KUALA LUMPUR, July 25 — Umno’s Kuala Besut victory has given Prime Minister Datuk Seri Najib Razak a breather and the chance to avoid a potential leadership challenge during the party’s October polls, analysts have said.
Rumours of potential threats to his party presidency swirled after several party veterans here blamed Najib for Barisan Nasional’s (BN) poor showing in Election 2013.
When the Kuala Besut seat fell vacant and a by-election was called last month, observers said the prime minister badly needed the victory to cement his position in Umno and contain a possible coup.
“If Umno’s majority is reduced then Umno’s future would be in jeopardy,” Professor Samsul Adabi Mamat, a political analyst with Universiti Kebangsaan Malaysia, told The Malay Mail Online yesterday, referring to Najib’s leadership.
“This seat is a rural seat. It is a must win for BN,” the analyst added.
After much hype in the run-up to the crucial polls, including the prospect of a hung Terengganu assembly, BN lynchpin Umno retained the Malay-majority seat last night with a thumping victory, even increasing its majority by 158 votes.
At curtain call, BN candidate Tengku Zaihan Che Ku Abdul Rahman emerged the winner in the closely-watched election, edging out PAS’s Azlan Yusof with a 2,592-vote majority, polling 8,288 votes to his contender’s 5,696 votes.
The result means status quo for the state legislature with BN back at pole position, leading the assembly with 17 seats against Pakatan Rakyat’s (PR) 16. PAS is one of the three component parties in PR.
But the victory, though comfortable, had apparently come at a high price.
Polls reform group Bersih 2.0 claimed the BN government poured close to half a billion ringgit in projects or an equivalent of RM19,000 for each voter in the fishing constituency.
Echoing this, PAS said the ruling coalition pledged a total of RM467.12 million during the 12-day campaign, and claimed this was possibly the most ever spent on a by-election.
Opposition politicians and analysts said the record amount of cash spent in the polls showed how desperate Najib needed the win.
“With the kind of money spent in this by-election you can see how important it is to Najib,” Center for Policy Initiatives director Lim Teck Ghee told The Malay Mail Online.
“If the majority had been reduced, we would hear muttering among Umno’s faithful about Najib’s inability to get stronger support. If Najib had lost, his neck is on the chopping block,” he added.

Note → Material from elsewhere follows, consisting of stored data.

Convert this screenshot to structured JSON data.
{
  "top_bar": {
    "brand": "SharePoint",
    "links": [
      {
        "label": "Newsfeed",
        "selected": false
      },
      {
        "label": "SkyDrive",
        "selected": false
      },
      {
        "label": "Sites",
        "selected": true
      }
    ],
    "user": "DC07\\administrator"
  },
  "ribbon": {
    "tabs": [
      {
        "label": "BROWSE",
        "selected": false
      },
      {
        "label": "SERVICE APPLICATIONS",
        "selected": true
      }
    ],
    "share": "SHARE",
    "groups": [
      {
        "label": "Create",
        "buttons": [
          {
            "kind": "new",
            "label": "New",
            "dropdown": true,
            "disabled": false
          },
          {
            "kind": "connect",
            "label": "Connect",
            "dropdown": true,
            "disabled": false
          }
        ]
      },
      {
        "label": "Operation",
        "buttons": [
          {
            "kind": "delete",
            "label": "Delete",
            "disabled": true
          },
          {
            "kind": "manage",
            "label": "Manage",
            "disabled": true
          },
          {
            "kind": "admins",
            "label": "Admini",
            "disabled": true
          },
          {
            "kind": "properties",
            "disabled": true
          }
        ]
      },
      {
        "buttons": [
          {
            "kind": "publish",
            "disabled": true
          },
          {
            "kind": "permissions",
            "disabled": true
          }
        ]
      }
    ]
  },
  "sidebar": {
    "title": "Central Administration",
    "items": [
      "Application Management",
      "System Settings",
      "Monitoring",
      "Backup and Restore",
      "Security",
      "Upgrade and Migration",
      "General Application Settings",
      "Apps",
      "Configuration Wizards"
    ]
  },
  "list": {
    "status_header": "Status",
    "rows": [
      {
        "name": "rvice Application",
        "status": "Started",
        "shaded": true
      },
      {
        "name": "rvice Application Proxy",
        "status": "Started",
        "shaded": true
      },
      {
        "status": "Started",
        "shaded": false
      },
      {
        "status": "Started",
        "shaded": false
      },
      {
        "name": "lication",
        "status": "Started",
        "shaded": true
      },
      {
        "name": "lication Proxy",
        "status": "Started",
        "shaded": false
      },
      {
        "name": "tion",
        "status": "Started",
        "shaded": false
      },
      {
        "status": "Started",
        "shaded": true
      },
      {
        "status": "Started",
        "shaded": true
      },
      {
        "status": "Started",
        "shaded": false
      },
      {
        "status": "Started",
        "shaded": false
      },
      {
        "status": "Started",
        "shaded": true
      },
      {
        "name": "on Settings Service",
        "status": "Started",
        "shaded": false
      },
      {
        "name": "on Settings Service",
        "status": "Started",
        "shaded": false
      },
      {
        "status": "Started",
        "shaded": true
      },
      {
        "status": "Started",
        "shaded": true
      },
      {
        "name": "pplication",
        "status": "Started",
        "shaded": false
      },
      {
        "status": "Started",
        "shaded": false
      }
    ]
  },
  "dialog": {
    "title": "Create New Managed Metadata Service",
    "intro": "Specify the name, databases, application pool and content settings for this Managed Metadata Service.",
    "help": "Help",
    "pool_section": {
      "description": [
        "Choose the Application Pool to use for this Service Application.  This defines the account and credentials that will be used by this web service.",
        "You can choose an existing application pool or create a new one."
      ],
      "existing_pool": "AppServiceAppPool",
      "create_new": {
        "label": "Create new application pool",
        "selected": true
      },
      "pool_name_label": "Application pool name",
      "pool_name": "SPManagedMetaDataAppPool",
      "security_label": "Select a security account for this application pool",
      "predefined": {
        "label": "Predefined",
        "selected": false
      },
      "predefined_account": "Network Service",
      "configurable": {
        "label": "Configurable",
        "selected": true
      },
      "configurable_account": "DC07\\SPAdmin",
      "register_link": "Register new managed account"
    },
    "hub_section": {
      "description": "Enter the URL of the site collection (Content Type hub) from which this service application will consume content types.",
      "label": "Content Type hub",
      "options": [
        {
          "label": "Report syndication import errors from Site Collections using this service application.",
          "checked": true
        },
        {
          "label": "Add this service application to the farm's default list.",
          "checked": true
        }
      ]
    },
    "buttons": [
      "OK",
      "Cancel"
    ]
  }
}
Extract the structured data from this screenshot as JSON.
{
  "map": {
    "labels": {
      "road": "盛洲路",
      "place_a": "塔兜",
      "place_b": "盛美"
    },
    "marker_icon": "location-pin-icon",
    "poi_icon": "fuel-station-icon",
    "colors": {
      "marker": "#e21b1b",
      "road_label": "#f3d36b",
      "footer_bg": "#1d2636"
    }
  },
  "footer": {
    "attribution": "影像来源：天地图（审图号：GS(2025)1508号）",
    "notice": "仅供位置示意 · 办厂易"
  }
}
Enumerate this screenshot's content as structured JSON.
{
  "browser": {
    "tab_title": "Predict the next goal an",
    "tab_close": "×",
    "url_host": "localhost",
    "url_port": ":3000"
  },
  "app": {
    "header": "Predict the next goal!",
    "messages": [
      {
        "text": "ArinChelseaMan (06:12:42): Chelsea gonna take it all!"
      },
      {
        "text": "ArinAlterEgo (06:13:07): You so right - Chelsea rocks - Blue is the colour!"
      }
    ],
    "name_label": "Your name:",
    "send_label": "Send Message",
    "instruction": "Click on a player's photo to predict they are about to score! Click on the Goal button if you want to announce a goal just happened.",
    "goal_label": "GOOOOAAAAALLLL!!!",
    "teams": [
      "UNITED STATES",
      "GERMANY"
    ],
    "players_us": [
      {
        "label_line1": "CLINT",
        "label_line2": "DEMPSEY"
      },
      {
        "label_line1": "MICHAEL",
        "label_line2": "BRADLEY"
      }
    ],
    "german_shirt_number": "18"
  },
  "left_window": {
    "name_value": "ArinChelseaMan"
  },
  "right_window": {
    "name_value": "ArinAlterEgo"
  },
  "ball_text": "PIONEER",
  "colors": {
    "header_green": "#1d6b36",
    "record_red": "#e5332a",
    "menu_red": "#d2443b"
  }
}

Umno’s victory in Kuala Besut last night came just over two months after the ruling coalition weathered its toughest electoral battle in May.
Despite emerging the victor then, BN was bloodied. It lost nine more seats than what it garnered in Election 2008.
Najib’s vigorous attempt to regain a parliamentary supermajority had failed and in the aftermath, critics began discussing his fate at the looming Umno polls.
Among those who were least happy with Najib’s performance was former Prime Minister Tun Dr Mahathir Mohamad who, at numerous occasions, hinted that Najib should go.
Another is Dr Mahathir’s former propaganda chief Datuk A. Kadir Jasin. In several of his blog postings, he repeatedly accentuated that given BN’s performance, Najib is the worst prime minister and Umno president by far.
But surprisingly, Umno’s top leaders have since expressed support for their current president, even saying they were against any move to challenge his presidency and ultimately, his post as prime minister.
“I think the Kuala Besut results would be an indicator of continued support towards the prime minister for another term and also a form of revitalisation of people’s support towards BN,” commented Samsul.
But to Samsul’s colleague Professor Mohd Agus Yusof, however, the Kuala Besut vote was not a barometer to measure Najib’s future in Umno as the seat had been BN’s stronghold for three terms.
“It is irrelevant. It is not an indicator at all unless BN was contesting in 50-50 seat and he himself is seen leading the campaign there.
“It was an expected outcome so it has no bearing on the Umno leadership,” he told The Malay Mail Online.
Agus argued that Najib had been mostly absent during the 12 day campaign period unlike other critical by-elections in the past and this showed the level of confidence BN had to retain the seat.
All three analysts agreed that the opposition’s defeat there had no significance in light of BN’s entrenched support in the constituency.